Литмир - Электронная Библиотека
A
A

Борьба индустрии за статус публичной сферы повлекла за собой рыночное продвижение фильмов как товара (высокого) искусства. В этих целях продюсеры полагались отчасти на те же методы, которые десятилетием раньше помогли облагородить водевильную сцену. Речь идет об адаптации успешной продукции легитимных зрелищных площадок в виде сжатых «пьесок» и приглашении театральных знаменитостей (таких как Сара Бернар) в эпизодах фильмов, снимавшимся по известным работам с их участием129. Помимо водевилей, для повышения культурной респектабельности кино использовался опыт вестерн-шоу.
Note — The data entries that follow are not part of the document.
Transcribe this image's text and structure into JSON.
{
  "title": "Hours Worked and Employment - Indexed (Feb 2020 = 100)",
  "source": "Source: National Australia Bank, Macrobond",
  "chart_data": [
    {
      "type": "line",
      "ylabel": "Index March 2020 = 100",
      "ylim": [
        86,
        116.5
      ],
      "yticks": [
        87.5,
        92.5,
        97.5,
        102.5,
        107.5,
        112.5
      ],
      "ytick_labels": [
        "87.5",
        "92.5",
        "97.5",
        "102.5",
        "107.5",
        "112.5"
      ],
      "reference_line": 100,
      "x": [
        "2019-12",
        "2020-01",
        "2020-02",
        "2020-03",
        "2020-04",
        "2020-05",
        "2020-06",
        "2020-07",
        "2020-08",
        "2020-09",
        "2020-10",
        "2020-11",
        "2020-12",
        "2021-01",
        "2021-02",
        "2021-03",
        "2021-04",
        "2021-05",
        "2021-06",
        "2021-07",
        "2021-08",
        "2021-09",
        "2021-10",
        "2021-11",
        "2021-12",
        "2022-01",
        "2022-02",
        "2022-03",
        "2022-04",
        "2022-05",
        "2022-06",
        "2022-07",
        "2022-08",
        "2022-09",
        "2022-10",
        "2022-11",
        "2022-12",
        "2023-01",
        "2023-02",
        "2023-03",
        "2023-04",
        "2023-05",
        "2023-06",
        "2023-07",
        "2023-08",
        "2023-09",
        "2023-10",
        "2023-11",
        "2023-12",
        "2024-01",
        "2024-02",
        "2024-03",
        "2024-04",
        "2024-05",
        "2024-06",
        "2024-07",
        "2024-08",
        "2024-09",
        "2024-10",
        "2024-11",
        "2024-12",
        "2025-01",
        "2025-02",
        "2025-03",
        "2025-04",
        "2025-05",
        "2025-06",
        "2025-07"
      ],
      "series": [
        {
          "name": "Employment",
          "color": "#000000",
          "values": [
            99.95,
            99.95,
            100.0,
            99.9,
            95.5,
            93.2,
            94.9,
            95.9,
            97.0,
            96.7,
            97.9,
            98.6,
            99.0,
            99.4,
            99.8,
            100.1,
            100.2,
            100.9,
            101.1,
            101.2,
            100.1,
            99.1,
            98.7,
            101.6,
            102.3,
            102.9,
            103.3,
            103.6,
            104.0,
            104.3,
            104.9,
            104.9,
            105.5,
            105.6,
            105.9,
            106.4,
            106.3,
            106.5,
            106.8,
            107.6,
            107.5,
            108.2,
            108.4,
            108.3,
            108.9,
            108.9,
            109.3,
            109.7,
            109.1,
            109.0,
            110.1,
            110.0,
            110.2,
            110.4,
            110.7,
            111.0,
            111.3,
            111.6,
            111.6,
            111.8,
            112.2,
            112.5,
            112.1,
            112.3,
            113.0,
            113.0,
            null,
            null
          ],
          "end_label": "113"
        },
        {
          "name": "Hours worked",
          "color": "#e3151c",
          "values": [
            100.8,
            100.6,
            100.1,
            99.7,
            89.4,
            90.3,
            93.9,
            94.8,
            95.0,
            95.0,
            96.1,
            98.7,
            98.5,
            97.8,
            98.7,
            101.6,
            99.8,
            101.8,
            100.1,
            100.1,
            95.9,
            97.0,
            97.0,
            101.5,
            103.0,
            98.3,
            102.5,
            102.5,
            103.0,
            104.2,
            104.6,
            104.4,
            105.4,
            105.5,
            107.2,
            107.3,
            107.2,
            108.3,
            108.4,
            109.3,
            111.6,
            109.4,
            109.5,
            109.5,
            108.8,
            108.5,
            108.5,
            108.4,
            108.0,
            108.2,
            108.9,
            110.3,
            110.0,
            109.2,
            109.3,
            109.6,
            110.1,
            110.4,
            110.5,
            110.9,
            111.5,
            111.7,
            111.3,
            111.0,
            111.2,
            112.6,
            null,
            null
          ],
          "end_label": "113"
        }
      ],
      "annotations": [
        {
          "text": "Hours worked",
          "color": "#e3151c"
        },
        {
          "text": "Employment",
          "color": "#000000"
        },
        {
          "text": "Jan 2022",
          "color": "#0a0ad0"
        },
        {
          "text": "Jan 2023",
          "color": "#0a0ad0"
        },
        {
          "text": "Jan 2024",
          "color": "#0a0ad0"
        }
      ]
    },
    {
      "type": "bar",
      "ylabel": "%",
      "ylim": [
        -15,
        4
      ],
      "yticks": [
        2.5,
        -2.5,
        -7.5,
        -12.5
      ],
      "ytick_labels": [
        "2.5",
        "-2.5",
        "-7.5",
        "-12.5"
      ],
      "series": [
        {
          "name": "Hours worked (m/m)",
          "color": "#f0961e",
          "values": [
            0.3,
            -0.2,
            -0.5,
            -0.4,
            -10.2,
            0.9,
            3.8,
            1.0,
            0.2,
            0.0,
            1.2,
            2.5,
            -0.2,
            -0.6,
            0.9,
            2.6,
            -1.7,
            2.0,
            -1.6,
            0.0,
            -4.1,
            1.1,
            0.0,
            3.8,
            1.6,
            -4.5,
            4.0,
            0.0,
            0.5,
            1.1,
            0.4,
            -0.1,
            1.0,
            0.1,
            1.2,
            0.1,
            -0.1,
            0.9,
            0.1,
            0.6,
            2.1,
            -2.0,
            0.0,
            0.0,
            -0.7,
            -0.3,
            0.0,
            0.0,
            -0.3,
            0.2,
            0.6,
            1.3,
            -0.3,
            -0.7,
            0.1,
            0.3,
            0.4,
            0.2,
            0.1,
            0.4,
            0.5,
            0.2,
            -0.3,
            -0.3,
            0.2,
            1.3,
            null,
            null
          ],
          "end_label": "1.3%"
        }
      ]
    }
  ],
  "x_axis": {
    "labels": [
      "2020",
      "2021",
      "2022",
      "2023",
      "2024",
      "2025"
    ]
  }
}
С 1907 по 1911 год компания «Вайтаграф», например, выпустила почти полсотни фильмов, основанных на литературных, исторических и библейских источниках («Король Лир», «Наполеон, избранник судьбы», «Саломея» и др.), и многие из этих «качественных» фильмов удостоились благоприятных откликов профессиональной прессы130. Сам жанр кинокритики, продвигавшийся такими писателями, как Фрэнк Вудс, воспринимался в качестве деятельности, направленной на «общественное благо», и нацеливался на рассмотрение фильма как «произведения искусства, а не просто товара для продажи»131. При этом Вудс понимал, что претензия на эстетически значимый статус требовала не только опоры на уважаемый источник. Она зависела от развития особого способа повествования, основанного на психологической мотивации, на стандартах «реализма» и индивидуальности, опосредованно восходящих к роману XIX века.

Важнейшей фигурой в признании кинематографа искусством был Гриффит, причем в более сложной роли, чем просто легендарный «отец американского кино», как пишут в исторических обзорах. Работа Гриффита в компании «Байограф» (1908–1913) считается попыткой транслировать наследие буржуазного романа в фильмические формы: развитие сложной наррации, особенно с помощью параллельного монтажа, через трансформацию стиля театральной актерской игры к более психологической обрисовке персонажа, через использование крупных планов для передачи индивидуальности, нюансов интимности и внутренних переживаний132.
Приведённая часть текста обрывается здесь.